29 de junio de 2020

Acromatopsia



Acromatopsia


I


Hacía dos meses que el editor me urgía para que entregara la novela por la que ya había cobrado un adelanto por mis derechos de autor. Siempre le decía que estaba a punto de concluirla para tranquilizarlo, aunque de sobra sabía que estaba perdiendo la paciencia, a juzgar por las palabras cada vez más malhumoradas que me dedicaba, tanto por teléfono como por correo electrónico. No era un capricho mío el no entregársela de una vez por todas.
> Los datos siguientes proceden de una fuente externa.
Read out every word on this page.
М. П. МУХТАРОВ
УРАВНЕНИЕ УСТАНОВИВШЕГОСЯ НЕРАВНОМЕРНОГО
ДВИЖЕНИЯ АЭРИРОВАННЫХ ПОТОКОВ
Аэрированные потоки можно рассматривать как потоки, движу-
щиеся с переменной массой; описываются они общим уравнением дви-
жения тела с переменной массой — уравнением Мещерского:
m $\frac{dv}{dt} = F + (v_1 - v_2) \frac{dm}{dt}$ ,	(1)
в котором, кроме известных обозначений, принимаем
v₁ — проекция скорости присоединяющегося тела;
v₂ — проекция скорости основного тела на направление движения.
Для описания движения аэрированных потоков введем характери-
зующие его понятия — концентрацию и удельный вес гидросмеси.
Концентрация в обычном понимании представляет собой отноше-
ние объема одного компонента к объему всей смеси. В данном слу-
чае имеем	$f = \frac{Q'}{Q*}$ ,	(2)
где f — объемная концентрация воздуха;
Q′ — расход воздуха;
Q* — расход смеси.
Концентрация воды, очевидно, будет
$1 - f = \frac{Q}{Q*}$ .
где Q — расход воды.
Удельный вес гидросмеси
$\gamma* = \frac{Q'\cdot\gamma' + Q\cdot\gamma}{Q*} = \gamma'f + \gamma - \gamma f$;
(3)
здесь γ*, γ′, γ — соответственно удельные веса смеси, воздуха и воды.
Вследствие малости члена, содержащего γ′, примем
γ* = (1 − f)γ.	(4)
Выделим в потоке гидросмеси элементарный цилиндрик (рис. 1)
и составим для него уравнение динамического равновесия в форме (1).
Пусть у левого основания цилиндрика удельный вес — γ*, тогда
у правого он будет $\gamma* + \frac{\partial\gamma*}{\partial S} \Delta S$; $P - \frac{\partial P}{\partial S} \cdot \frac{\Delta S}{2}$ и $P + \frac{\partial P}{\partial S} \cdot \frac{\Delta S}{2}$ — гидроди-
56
La redacción del último capítulo se había complicado con otros compromisos inexcusables, que me tenían de un lado para otro, dando una conferencia tras otra sobre el Romanticismo alemán y su influencia en la literatura europea hasta mediados del siglo XX. Por esta razón la pandemia vírica y el posterior confinamiento de la población me vino de perlas. Debo aclarar que no hay ninguna intención frívola por mi parte en esta declaración, no sea que algún malintencionado ya haya echado mano de la picadora de carne, a la que somos tan aficionados.

Me enclaustraría en el ático en el que solía escribir, lejos de la familia, así lograría terminar la novela prometida. Viviría como un absoluto robinson urbano. Pasaría todo el tiempo escribiendo y leyendo. Me comunicaría con mi esposa y mis hijos una vez al día por videoconferencia durante breves minutos, a instancia mía, para confirmar que tanto ellos como yo estábamos bien de salud, al fin y al cabo Karina era una mujer fuerte y los gemelos estaban en su último año de carrera. Mi presencia no era indispensable para ellos, además comprenderían la necesidad que tenía de este retiro. Asimismo, como pensaba desconectarme del mundo, telefoneé a mi hermana Carmen Isabel para que, después de explicarle mi decisión, me avisara cuando se terminara la reclusión obligatoria, solo de este modo estaría seguro de no sufrir ninguna interferencia del exterior.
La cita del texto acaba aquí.